Silvia Ciaccio a) "Senza titolo", 2019, colore acrilico su carta velina, 150 x 100 cm b) "Essenza oltremare", 2022 c) dal Catalogo di Silvia Ciaccio, "Luogo sensibile", 2020, pp. 50-51. "Appunti di lavoro. Astrattismo atmosferico"

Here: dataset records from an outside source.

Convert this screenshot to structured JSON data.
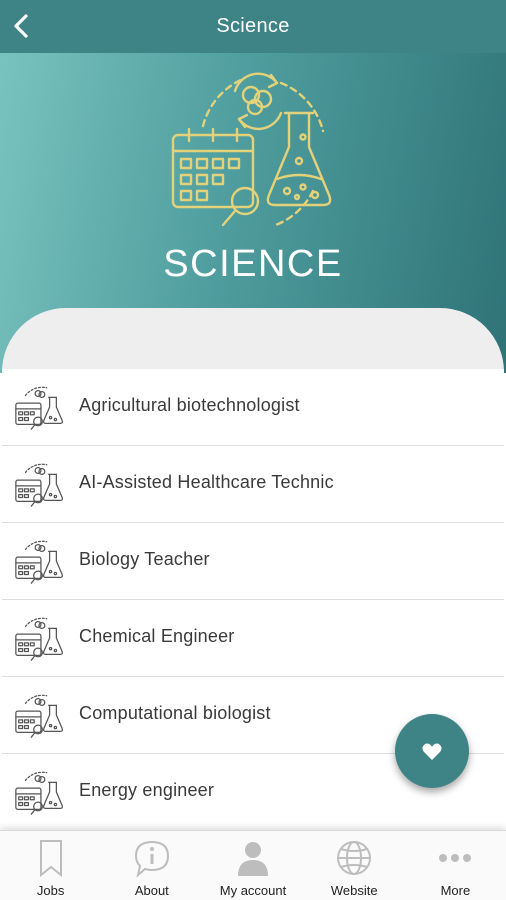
{
  "header": {
    "title": "Science",
    "back_icon": "chevron-left-icon"
  },
  "hero": {
    "title": "SCIENCE",
    "illustration_icon": "science-calendar-flask-icon",
    "gradient_start": "#79c2bf",
    "gradient_end": "#2f7377",
    "icon_color": "#e3d27a"
  },
  "careers": [
    {
      "label": "Agricultural biotechnologist"
    },
    {
      "label": "AI-Assisted Healthcare Technic"
    },
    {
      "label": "Biology Teacher"
    },
    {
      "label": "Chemical Engineer"
    },
    {
      "label": "Computational biologist"
    },
    {
      "label": "Energy engineer"
    }
  ],
  "fab": {
    "icon": "heart-icon",
    "color": "#3e8486"
  },
  "bottom_nav": {
    "items": [
      {
        "label": "Jobs",
        "icon": "bookmark-icon"
      },
      {
        "label": "About",
        "icon": "info-bubble-icon"
      },
      {
        "label": "My account",
        "icon": "user-icon"
      },
      {
        "label": "Website",
        "icon": "globe-icon"
      },
      {
        "label": "More",
        "icon": "more-dots-icon"
      }
    ]
  },
  "colors": {
    "primary": "#3e8486",
    "text": "#3a3a3a",
    "nav_icon": "#bdbdbd"
  }
}
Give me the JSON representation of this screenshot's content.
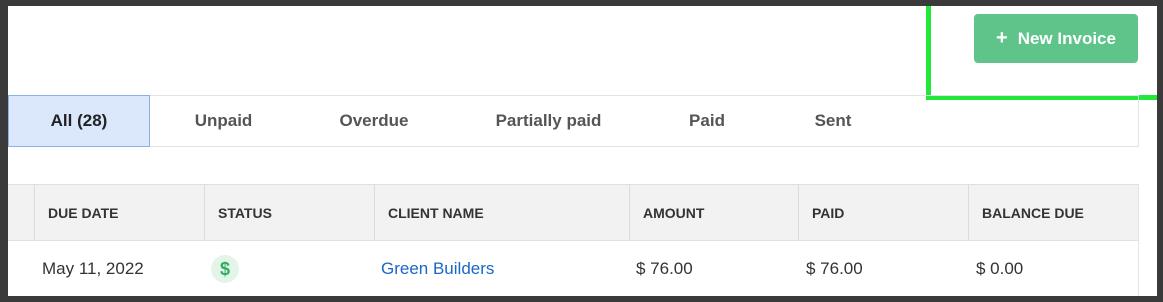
{
  "toolbar": {
    "new_invoice_label": "New Invoice",
    "new_invoice_icon": "plus-icon",
    "button_color": "#5fc48a"
  },
  "highlight_color": "#22e83a",
  "tabs": [
    {
      "label": "All (28)",
      "active": true
    },
    {
      "label": "Unpaid",
      "active": false
    },
    {
      "label": "Overdue",
      "active": false
    },
    {
      "label": "Partially paid",
      "active": false
    },
    {
      "label": "Paid",
      "active": false
    },
    {
      "label": "Sent",
      "active": false
    }
  ],
  "table": {
    "columns": [
      "DUE DATE",
      "STATUS",
      "CLIENT NAME",
      "AMOUNT",
      "PAID",
      "BALANCE DUE"
    ],
    "rows": [
      {
        "due_date": "May 11, 2022",
        "status_icon": "$",
        "status": "dollar-icon",
        "client_name": "Green Builders",
        "amount": "$ 76.00",
        "paid": "$ 76.00",
        "balance_due": "$ 0.00"
      }
    ]
  }
}
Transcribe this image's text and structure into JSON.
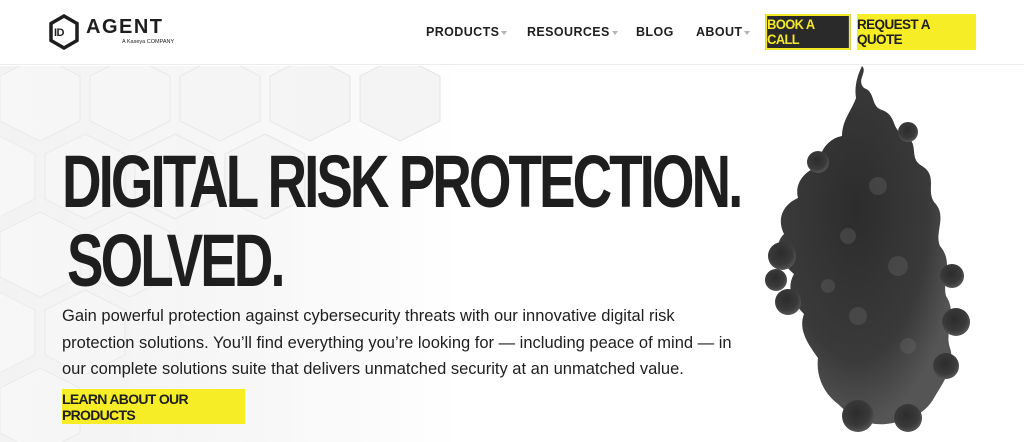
{
  "brand": {
    "logo_mark": "ID",
    "name": "AGENT",
    "tagline": "A Kaseya COMPANY"
  },
  "nav": {
    "items": [
      {
        "label": "PRODUCTS",
        "has_dropdown": true
      },
      {
        "label": "RESOURCES",
        "has_dropdown": true
      },
      {
        "label": "BLOG",
        "has_dropdown": false
      },
      {
        "label": "ABOUT",
        "has_dropdown": true
      }
    ],
    "book_call_label": "BOOK A CALL",
    "request_quote_label": "REQUEST A QUOTE"
  },
  "hero": {
    "title_line1": "DIGITAL RISK PROTECTION.",
    "title_line2": "SOLVED.",
    "description": "Gain powerful protection against cybersecurity threats with our innovative digital risk protection solutions. You’ll find everything you’re looking for — including peace of mind — in our complete solutions suite that delivers  unmatched security at an unmatched value.",
    "cta_label": "LEARN ABOUT OUR PRODUCTS"
  },
  "colors": {
    "accent_yellow": "#f7ed26",
    "dark": "#2a2a2a",
    "text": "#1e1e1e"
  },
  "icons": [
    "hexagon-logo-icon",
    "caret-down-icon",
    "hexagon-pattern-background",
    "smoke-image"
  ]
}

Silvia Ciaccio nasce a Milano nel 1985 e trascorre lunghi periodi nella città di Trieste. Si laurea in estetica studiando il monocromo come luogo di massima concentrazione del pensiero. Lavora su carta velina, le cui trasparenze conducono verso un astrattismo atmosferico, e su lastre di acciaio corten, le cui ossidazioni portano ad un processo alchemico di perfezionamento della materia.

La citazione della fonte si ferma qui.